Pay Attention while checking things out beforehand. I'd noticed a few weird freeze-ups in N1MM while testing things a week before SS CW, and I now realize I was seeing the first symptoms of a disk failure (not N1MM's fault at all). As I write this in December, the disk has completely failed, and is getting swapped out under warranty. If I'd paid more attention, I probably would have used a different laptop.
CQ more. After looking over my rate sheets, I see that running can be "bursty" - a few minutes of 80/hour, then a minute or two with no contacts, then a mini pile-up of two or three stations. I think I tend to abandon a run frequency prematurely because I think it's dried up, when it's just sleeping for a bit.
Make better use of dead time. I have gotten good enough at operating that I'm feeling a bit antsy while the rig is calling CQ, or there are no callers. I used slow times to pounce around the bandmap and work stations I hadn't worked yet, then Alt-Q back to my CQ frequency. I think I might be ready to try SO2R. Maybe I'll play around with SO2V using my K3's subreceiver in the next minor contest?
Get better at finding a good run frequency. Especially on 20 meters, it was hard to know if I'd picked a good or bad run frequency. Sometimes I could tell that I'd chosen a frequency near a loud station that was in my skip zone because I could hear the other side of his QSOs (I call this "QSO backscatter"). Other times, though, my rate was miserable and I wasn't sure why.
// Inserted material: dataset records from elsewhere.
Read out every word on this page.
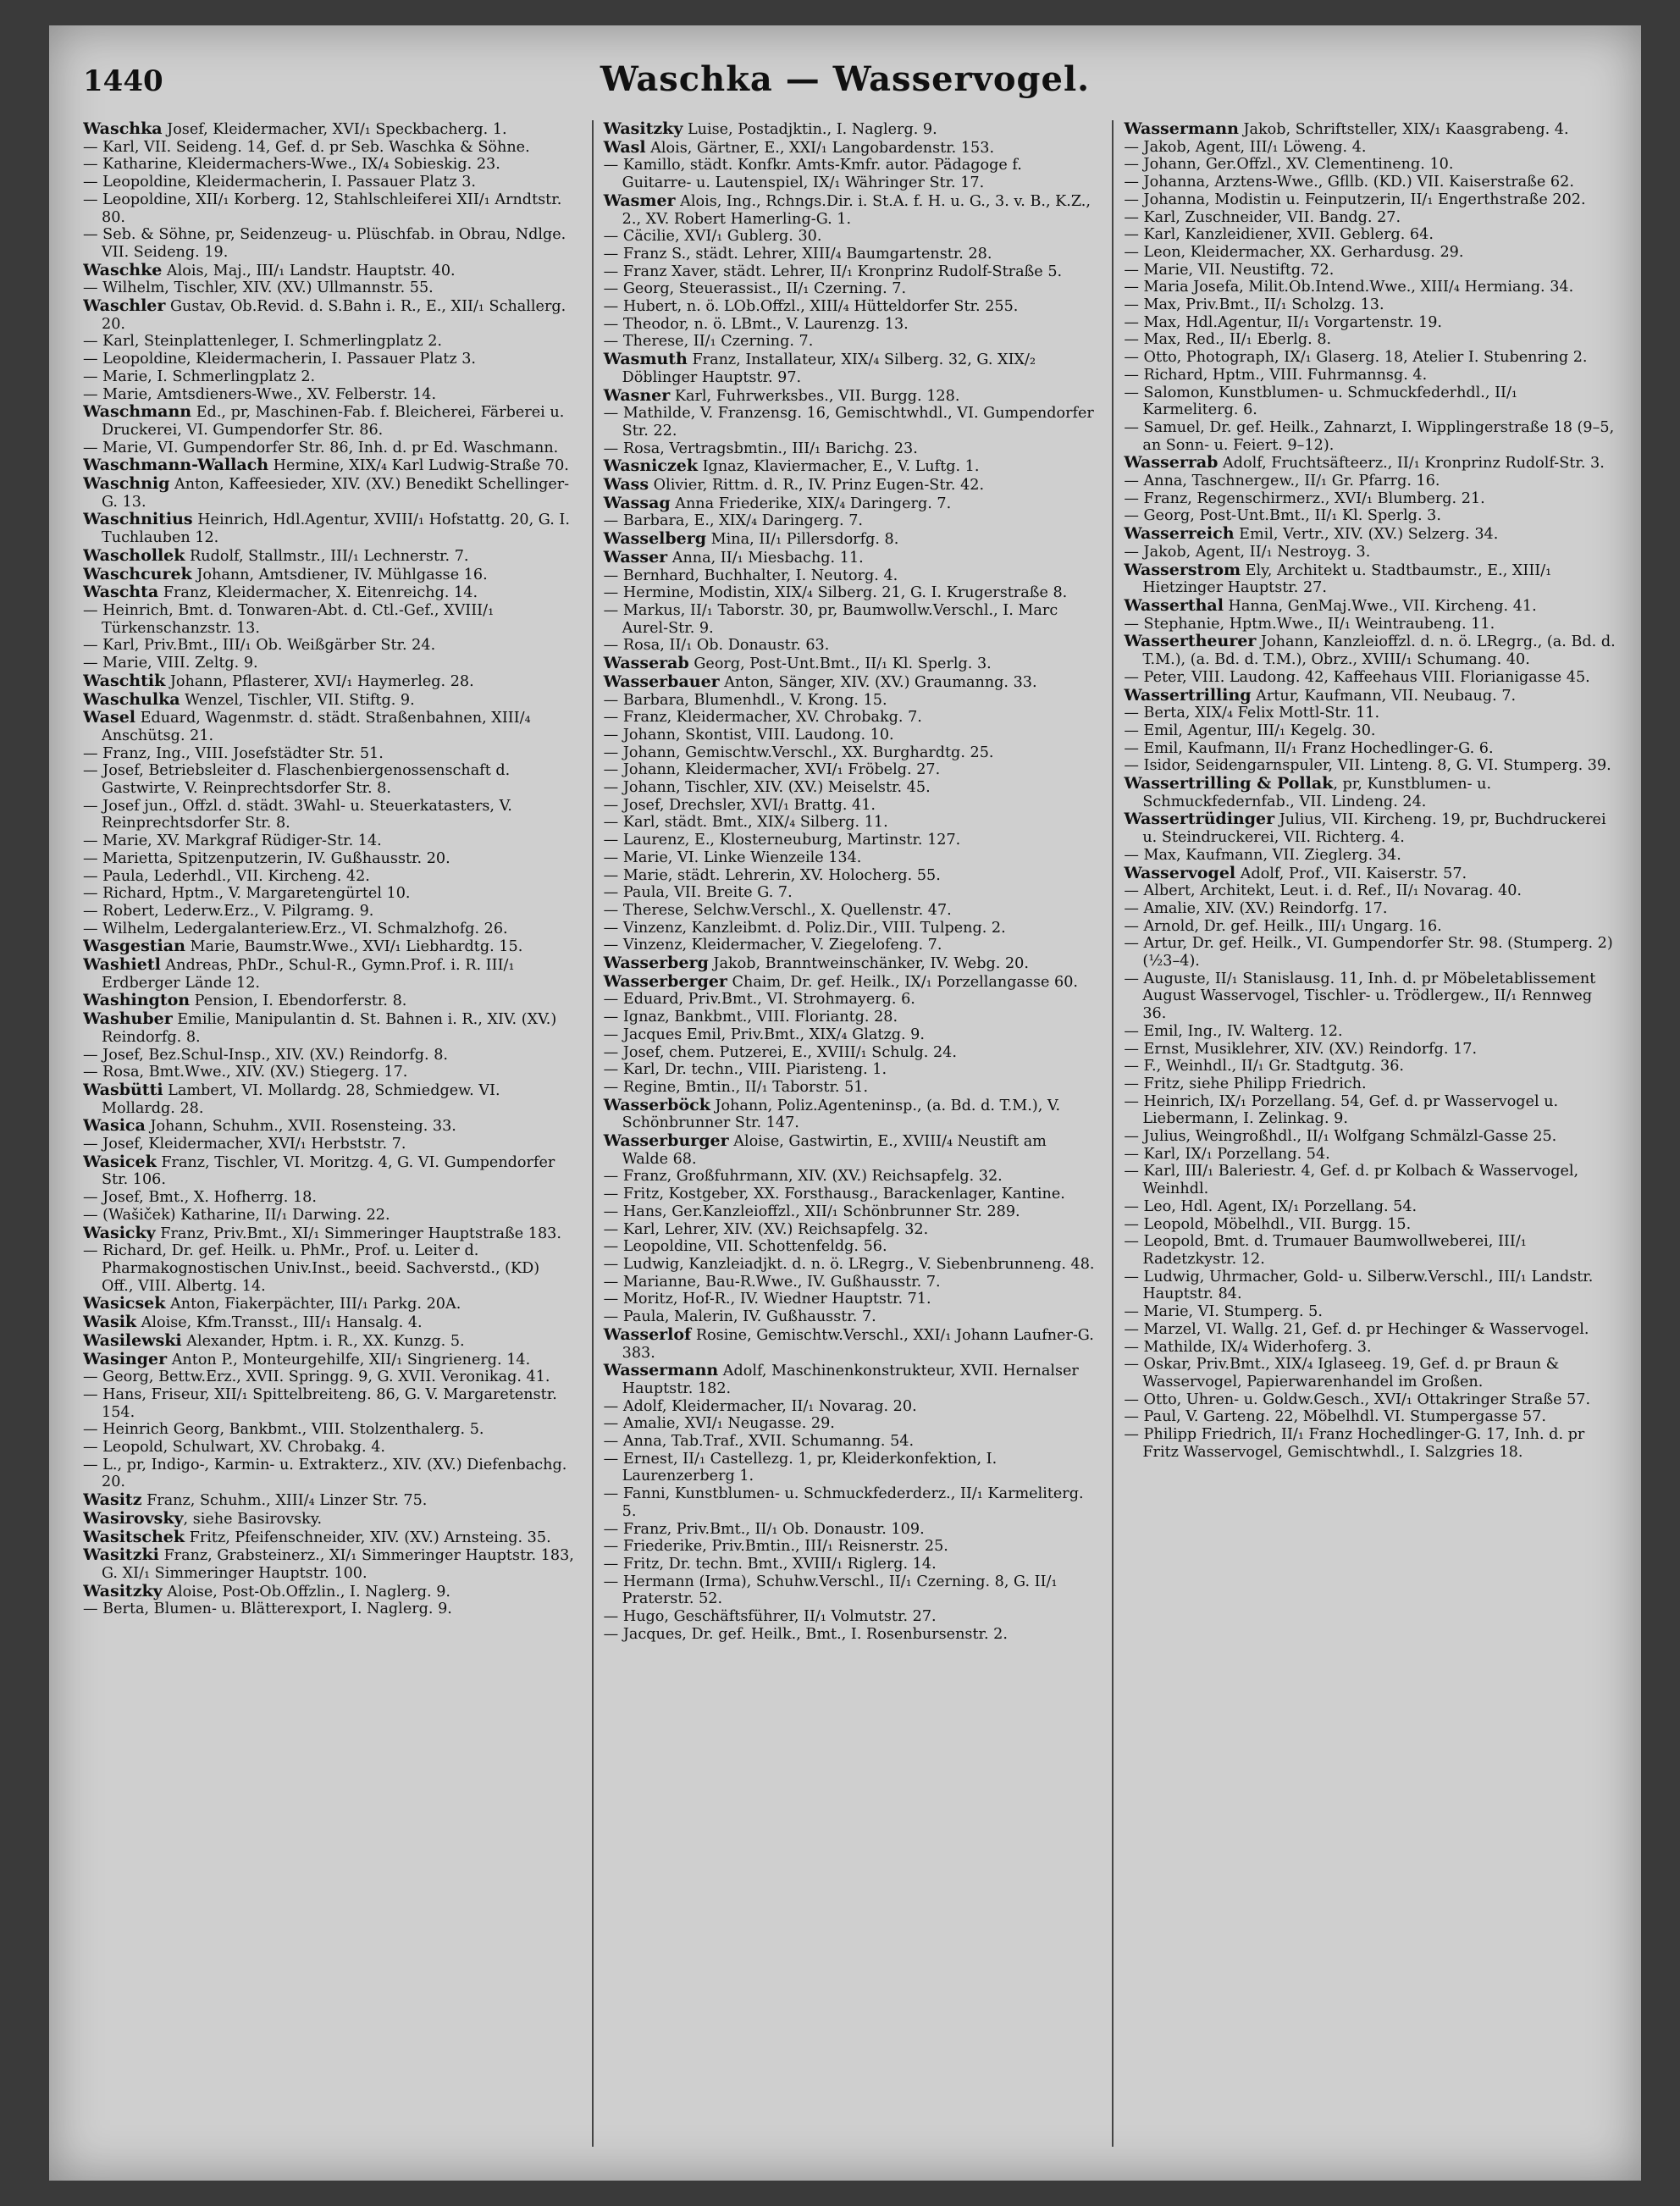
1440	Waschka — Wasservogel.
Waschka Josef, Kleidermacher, XVI/₁ Speckbacherg. 1.
— Karl, VII. Seideng. 14, Gef. d. pr Seb. Waschka & Söhne.
— Katharine, Kleidermachers-Wwe., IX/₄ Sobieskig. 23.
— Leopoldine, Kleidermacherin, I. Passauer Platz 3.
— Leopoldine, XII/₁ Korberg. 12, Stahlschleiferei XII/₁ Arndtstr. 80.
— Seb. & Söhne, pr, Seidenzeug- u. Plüschfab. in Obrau, Ndlge. VII. Seideng. 19.
Waschke Alois, Maj., III/₁ Landstr. Hauptstr. 40.
— Wilhelm, Tischler, XIV. (XV.) Ullmannstr. 55.
Waschler Gustav, Ob.Revid. d. S.Bahn i. R., E., XII/₁ Schallerg. 20.
— Karl, Steinplattenleger, I. Schmerlingplatz 2.
— Leopoldine, Kleidermacherin, I. Passauer Platz 3.
— Marie, I. Schmerlingplatz 2.
— Marie, Amtsdieners-Wwe., XV. Felberstr. 14.
Waschmann Ed., pr, Maschinen-Fab. f. Bleicherei, Färberei u. Druckerei, VI. Gumpendorfer Str. 86.
— Marie, VI. Gumpendorfer Str. 86, Inh. d. pr Ed. Waschmann.
Waschmann-Wallach Hermine, XIX/₄ Karl Ludwig-Straße 70.
Waschnig Anton, Kaffeesieder, XIV. (XV.) Benedikt Schellinger-G. 13.
Waschnitius Heinrich, Hdl.Agentur, XVIII/₁ Hofstattg. 20, G. I. Tuchlauben 12.
Waschollek Rudolf, Stallmstr., III/₁ Lechnerstr. 7.
Waschcurek Johann, Amtsdiener, IV. Mühlgasse 16.
Waschta Franz, Kleidermacher, X. Eitenreichg. 14.
— Heinrich, Bmt. d. Tonwaren-Abt. d. Ctl.-Gef., XVIII/₁ Türkenschanzstr. 13.
— Karl, Priv.Bmt., III/₁ Ob. Weißgärber Str. 24.
— Marie, VIII. Zeltg. 9.
Waschtik Johann, Pflasterer, XVI/₁ Haymerleg. 28.
Waschulka Wenzel, Tischler, VII. Stiftg. 9.
Wasel Eduard, Wagenmstr. d. städt. Straßenbahnen, XIII/₄ Anschütsg. 21.
— Franz, Ing., VIII. Josefstädter Str. 51.
— Josef, Betriebsleiter d. Flaschenbiergenossenschaft d. Gastwirte, V. Reinprechtsdorfer Str. 8.
— Josef jun., Offzl. d. städt. 3Wahl- u. Steuerkatasters, V. Reinprechtsdorfer Str. 8.
— Marie, XV. Markgraf Rüdiger-Str. 14.
— Marietta, Spitzenputzerin, IV. Gußhausstr. 20.
— Paula, Lederhdl., VII. Kircheng. 42.
— Richard, Hptm., V. Margaretengürtel 10.
— Robert, Lederw.Erz., V. Pilgramg. 9.
— Wilhelm, Ledergalanteriew.Erz., VI. Schmalzhofg. 26.
Wasgestian Marie, Baumstr.Wwe., XVI/₁ Liebhardtg. 15.
Washietl Andreas, PhDr., Schul-R., Gymn.Prof. i. R. III/₁ Erdberger Lände 12.
Washington Pension, I. Ebendorferstr. 8.
Washuber Emilie, Manipulantin d. St. Bahnen i. R., XIV. (XV.) Reindorfg. 8.
— Josef, Bez.Schul-Insp., XIV. (XV.) Reindorfg. 8.
— Rosa, Bmt.Wwe., XIV. (XV.) Stiegerg. 17.
Wasbütti Lambert, VI. Mollardg. 28, Schmiedgew. VI. Mollardg. 28.
Wasica Johann, Schuhm., XVII. Rosensteing. 33.
— Josef, Kleidermacher, XVI/₁ Herbststr. 7.
Wasicek Franz, Tischler, VI. Moritzg. 4, G. VI. Gumpendorfer Str. 106.
— Josef, Bmt., X. Hofherrg. 18.
— (Wašiček) Katharine, II/₁ Darwing. 22.
Wasicky Franz, Priv.Bmt., XI/₁ Simmeringer Hauptstraße 183.
— Richard, Dr. gef. Heilk. u. PhMr., Prof. u. Leiter d. Pharmakognostischen Univ.Inst., beeid. Sachverstd., (KD) Off., VIII. Albertg. 14.
Wasicsek Anton, Fiakerpächter, III/₁ Parkg. 20A.
Wasik Aloise, Kfm.Transst., III/₁ Hansalg. 4.
Wasilewski Alexander, Hptm. i. R., XX. Kunzg. 5.
Wasinger Anton P., Monteurgehilfe, XII/₁ Singrienerg. 14.
— Georg, Bettw.Erz., XVII. Springg. 9, G. XVII. Veronikag. 41.
— Hans, Friseur, XII/₁ Spittelbreiteng. 86, G. V. Margaretenstr. 154.
— Heinrich Georg, Bankbmt., VIII. Stolzenthalerg. 5.
— Leopold, Schulwart, XV. Chrobakg. 4.
— L., pr, Indigo-, Karmin- u. Extrakterz., XIV. (XV.) Diefenbachg. 20.
Wasitz Franz, Schuhm., XIII/₄ Linzer Str. 75.
Wasirovsky, siehe Basirovsky.
Wasitschek Fritz, Pfeifenschneider, XIV. (XV.) Arnsteing. 35.
Wasitzki Franz, Grabsteinerz., XI/₁ Simmeringer Hauptstr. 183, G. XI/₁ Simmeringer Hauptstr. 100.
Wasitzky Aloise, Post-Ob.Offzlin., I. Naglerg. 9.
— Berta, Blumen- u. Blätterexport, I. Naglerg. 9.
Wasitzky Luise, Postadjktin., I. Naglerg. 9.
Wasl Alois, Gärtner, E., XXI/₁ Langobardenstr. 153.
— Kamillo, städt. Konfkr. Amts-Kmfr. autor. Pädagoge f. Guitarre- u. Lautenspiel, IX/₁ Währinger Str. 17.
Wasmer Alois, Ing., Rchngs.Dir. i. St.A. f. H. u. G., 3. v. B., K.Z., 2., XV. Robert Hamerling-G. 1.
— Cäcilie, XVI/₁ Gublerg. 30.
— Franz S., städt. Lehrer, XIII/₄ Baumgartenstr. 28.
— Franz Xaver, städt. Lehrer, II/₁ Kronprinz Rudolf-Straße 5.
— Georg, Steuerassist., II/₁ Czerning. 7.
— Hubert, n. ö. LOb.Offzl., XIII/₄ Hütteldorfer Str. 255.
— Theodor, n. ö. LBmt., V. Laurenzg. 13.
— Therese, II/₁ Czerning. 7.
Wasmuth Franz, Installateur, XIX/₄ Silberg. 32, G. XIX/₂ Döblinger Hauptstr. 97.
Wasner Karl, Fuhrwerksbes., VII. Burgg. 128.
— Mathilde, V. Franzensg. 16, Gemischtwhdl., VI. Gumpendorfer Str. 22.
— Rosa, Vertragsbmtin., III/₁ Barichg. 23.
Wasniczek Ignaz, Klaviermacher, E., V. Luftg. 1.
Wass Olivier, Rittm. d. R., IV. Prinz Eugen-Str. 42.
Wassag Anna Friederike, XIX/₄ Daringerg. 7.
— Barbara, E., XIX/₄ Daringerg. 7.
Wasselberg Mina, II/₁ Pillersdorfg. 8.
Wasser Anna, II/₁ Miesbachg. 11.
— Bernhard, Buchhalter, I. Neutorg. 4.
— Hermine, Modistin, XIX/₄ Silberg. 21, G. I. Krugerstraße 8.
— Markus, II/₁ Taborstr. 30, pr, Baumwollw.Verschl., I. Marc Aurel-Str. 9.
— Rosa, II/₁ Ob. Donaustr. 63.
Wasserab Georg, Post-Unt.Bmt., II/₁ Kl. Sperlg. 3.
Wasserbauer Anton, Sänger, XIV. (XV.) Graumanng. 33.
— Barbara, Blumenhdl., V. Krong. 15.
— Franz, Kleidermacher, XV. Chrobakg. 7.
— Johann, Skontist, VIII. Laudong. 10.
— Johann, Gemischtw.Verschl., XX. Burghardtg. 25.
— Johann, Kleidermacher, XVI/₁ Fröbelg. 27.
— Johann, Tischler, XIV. (XV.) Meiselstr. 45.
— Josef, Drechsler, XVI/₁ Brattg. 41.
— Karl, städt. Bmt., XIX/₄ Silberg. 11.
— Laurenz, E., Klosterneuburg, Martinstr. 127.
— Marie, VI. Linke Wienzeile 134.
— Marie, städt. Lehrerin, XV. Holocherg. 55.
— Paula, VII. Breite G. 7.
— Therese, Selchw.Verschl., X. Quellenstr. 47.
— Vinzenz, Kanzleibmt. d. Poliz.Dir., VIII. Tulpeng. 2.
— Vinzenz, Kleidermacher, V. Ziegelofeng. 7.
Wasserberg Jakob, Branntweinschänker, IV. Webg. 20.
Wasserberger Chaim, Dr. gef. Heilk., IX/₁ Porzellangasse 60.
— Eduard, Priv.Bmt., VI. Strohmayerg. 6.
— Ignaz, Bankbmt., VIII. Floriantg. 28.
— Jacques Emil, Priv.Bmt., XIX/₄ Glatzg. 9.
— Josef, chem. Putzerei, E., XVIII/₁ Schulg. 24.
— Karl, Dr. techn., VIII. Piaristeng. 1.
— Regine, Bmtin., II/₁ Taborstr. 51.
Wasserböck Johann, Poliz.Agenteninsp., (a. Bd. d. T.M.), V. Schönbrunner Str. 147.
Wasserburger Aloise, Gastwirtin, E., XVIII/₄ Neustift am Walde 68.
— Franz, Großfuhrmann, XIV. (XV.) Reichsapfelg. 32.
— Fritz, Kostgeber, XX. Forsthausg., Barackenlager, Kantine.
— Hans, Ger.Kanzleioffzl., XII/₁ Schönbrunner Str. 289.
— Karl, Lehrer, XIV. (XV.) Reichsapfelg. 32.
— Leopoldine, VII. Schottenfeldg. 56.
— Ludwig, Kanzleiadjkt. d. n. ö. LRegrg., V. Siebenbrunneng. 48.
— Marianne, Bau-R.Wwe., IV. Gußhausstr. 7.
— Moritz, Hof-R., IV. Wiedner Hauptstr. 71.
— Paula, Malerin, IV. Gußhausstr. 7.
Wasserlof Rosine, Gemischtw.Verschl., XXI/₁ Johann Laufner-G. 383.
Wassermann Adolf, Maschinenkonstrukteur, XVII. Hernalser Hauptstr. 182.
— Adolf, Kleidermacher, II/₁ Novarag. 20.
— Amalie, XVI/₁ Neugasse. 29.
— Anna, Tab.Traf., XVII. Schumanng. 54.
— Ernest, II/₁ Castellezg. 1, pr, Kleiderkonfektion, I. Laurenzerberg 1.
— Fanni, Kunstblumen- u. Schmuckfederderz., II/₁ Karmeliterg. 5.
— Franz, Priv.Bmt., II/₁ Ob. Donaustr. 109.
— Friederike, Priv.Bmtin., III/₁ Reisnerstr. 25.
— Fritz, Dr. techn. Bmt., XVIII/₁ Riglerg. 14.
— Hermann (Irma), Schuhw.Verschl., II/₁ Czerning. 8, G. II/₁ Praterstr. 52.
— Hugo, Geschäftsführer, II/₁ Volmutstr. 27.
— Jacques, Dr. gef. Heilk., Bmt., I. Rosenbursenstr. 2.
Wassermann Jakob, Schriftsteller, XIX/₁ Kaasgrabeng. 4.
— Jakob, Agent, III/₁ Löweng. 4.
— Johann, Ger.Offzl., XV. Clementineng. 10.
— Johanna, Arztens-Wwe., Gfllb. (KD.) VII. Kaiserstraße 62.
— Johanna, Modistin u. Feinputzerin, II/₁ Engerthstraße 202.
— Karl, Zuschneider, VII. Bandg. 27.
— Karl, Kanzleidiener, XVII. Geblerg. 64.
— Leon, Kleidermacher, XX. Gerhardusg. 29.
— Marie, VII. Neustiftg. 72.
— Maria Josefa, Milit.Ob.Intend.Wwe., XIII/₄ Hermiang. 34.
— Max, Priv.Bmt., II/₁ Scholzg. 13.
— Max, Hdl.Agentur, II/₁ Vorgartenstr. 19.
— Max, Red., II/₁ Eberlg. 8.
— Otto, Photograph, IX/₁ Glaserg. 18, Atelier I. Stubenring 2.
— Richard, Hptm., VIII. Fuhrmannsg. 4.
— Salomon, Kunstblumen- u. Schmuckfederhdl., II/₁ Karmeliterg. 6.
— Samuel, Dr. gef. Heilk., Zahnarzt, I. Wipplingerstraße 18 (9–5, an Sonn- u. Feiert. 9–12).
Wasserrab Adolf, Fruchtsäfteerz., II/₁ Kronprinz Rudolf-Str. 3.
— Anna, Taschnergew., II/₁ Gr. Pfarrg. 16.
— Franz, Regenschirmerz., XVI/₁ Blumberg. 21.
— Georg, Post-Unt.Bmt., II/₁ Kl. Sperlg. 3.
Wasserreich Emil, Vertr., XIV. (XV.) Selzerg. 34.
— Jakob, Agent, II/₁ Nestroyg. 3.
Wasserstrom Ely, Architekt u. Stadtbaumstr., E., XIII/₁ Hietzinger Hauptstr. 27.
Wasserthal Hanna, GenMaj.Wwe., VII. Kircheng. 41.
— Stephanie, Hptm.Wwe., II/₁ Weintraubeng. 11.
Wassertheurer Johann, Kanzleioffzl. d. n. ö. LRegrg., (a. Bd. d. T.M.), (a. Bd. d. T.M.), Obrz., XVIII/₁ Schumang. 40.
— Peter, VIII. Laudong. 42, Kaffeehaus VIII. Florianigasse 45.
Wassertrilling Artur, Kaufmann, VII. Neubaug. 7.
— Berta, XIX/₄ Felix Mottl-Str. 11.
— Emil, Agentur, III/₁ Kegelg. 30.
— Emil, Kaufmann, II/₁ Franz Hochedlinger-G. 6.
— Isidor, Seidengarnspuler, VII. Linteng. 8, G. VI. Stumperg. 39.
Wassertrilling & Pollak, pr, Kunstblumen- u. Schmuckfedernfab., VII. Lindeng. 24.
Wassertrüdinger Julius, VII. Kircheng. 19, pr, Buchdruckerei u. Steindruckerei, VII. Richterg. 4.
— Max, Kaufmann, VII. Zieglerg. 34.
Wasservogel Adolf, Prof., VII. Kaiserstr. 57.
— Albert, Architekt, Leut. i. d. Ref., II/₁ Novarag. 40.
— Amalie, XIV. (XV.) Reindorfg. 17.
— Arnold, Dr. gef. Heilk., III/₁ Ungarg. 16.
— Artur, Dr. gef. Heilk., VI. Gumpendorfer Str. 98. (Stumperg. 2) (½3–4).
— Auguste, II/₁ Stanislausg. 11, Inh. d. pr Möbeletablissement August Wasservogel, Tischler- u. Trödlergew., II/₁ Rennweg 36.
— Emil, Ing., IV. Walterg. 12.
— Ernst, Musiklehrer, XIV. (XV.) Reindorfg. 17.
— F., Weinhdl., II/₁ Gr. Stadtgutg. 36.
— Fritz, siehe Philipp Friedrich.
— Heinrich, IX/₁ Porzellang. 54, Gef. d. pr Wasservogel u. Liebermann, I. Zelinkag. 9.
— Julius, Weingroßhdl., II/₁ Wolfgang Schmälzl-Gasse 25.
— Karl, IX/₁ Porzellang. 54.
— Karl, III/₁ Baleriestr. 4, Gef. d. pr Kolbach & Wasservogel, Weinhdl.
— Leo, Hdl. Agent, IX/₁ Porzellang. 54.
— Leopold, Möbelhdl., VII. Burgg. 15.
— Leopold, Bmt. d. Trumauer Baumwollweberei, III/₁ Radetzkystr. 12.
— Ludwig, Uhrmacher, Gold- u. Silberw.Verschl., III/₁ Landstr. Hauptstr. 84.
— Marie, VI. Stumperg. 5.
— Marzel, VI. Wallg. 21, Gef. d. pr Hechinger & Wasservogel.
— Mathilde, IX/₄ Widerhoferg. 3.
— Oskar, Priv.Bmt., XIX/₄ Iglaseeg. 19, Gef. d. pr Braun & Wasservogel, Papierwarenhandel im Großen.
— Otto, Uhren- u. Goldw.Gesch., XVI/₁ Ottakringer Straße 57.
— Paul, V. Garteng. 22, Möbelhdl. VI. Stumpergasse 57.
— Philipp Friedrich, II/₁ Franz Hochedlinger-G. 17, Inh. d. pr Fritz Wasservogel, Gemischtwhdl., I. Salzgries 18.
Historical Sweepstakes Scores
Here are the scores from every SS I've entered (my old calls were WB8YVI and KC8ES). What's nice is that this year I beat the score of every multi I've ever done.
|1979||CW||105,376||712||74||23||B||W8UM||K8LF, KB8EQ, WB8YVI|
|1979||Phone||144,440||976||74||24||B||W8UM||K8LF, KB8EQ, WB8YVI, AG9V|
|1980||Phone||83,776||616||68||18||B||W8UM||AG9V, K8KA, KA8DXR, WB8YVI, WD8DFS|
|1981||CW||64,740||498||65||24||A||W8UM||HP1EI, KA8DXR, KC8ES, KM8I*, N8DB, WD8DPA, WD8JFC, WD8OKN|
|1981||Phone||65,376||454||72||24||B||W8UM||KA8OCF, KC8ES, KC8LX, N6BGM, WD8DPA|
|1982||Phone||103,248||717||77||24||B||W8UM||KA8???, KC8ES, KC8LX, KM8I, KT8K, WD8DPA, WD8DFS|
|2010||CW||190,438||1215||77, 79||24.5||U (high)||KM6I, NW6H||KM6I|
* No, that's not a typo. KM8I is Al Plant, now N5UM. It's just a total coincidence I got the vanity call KM6I recently.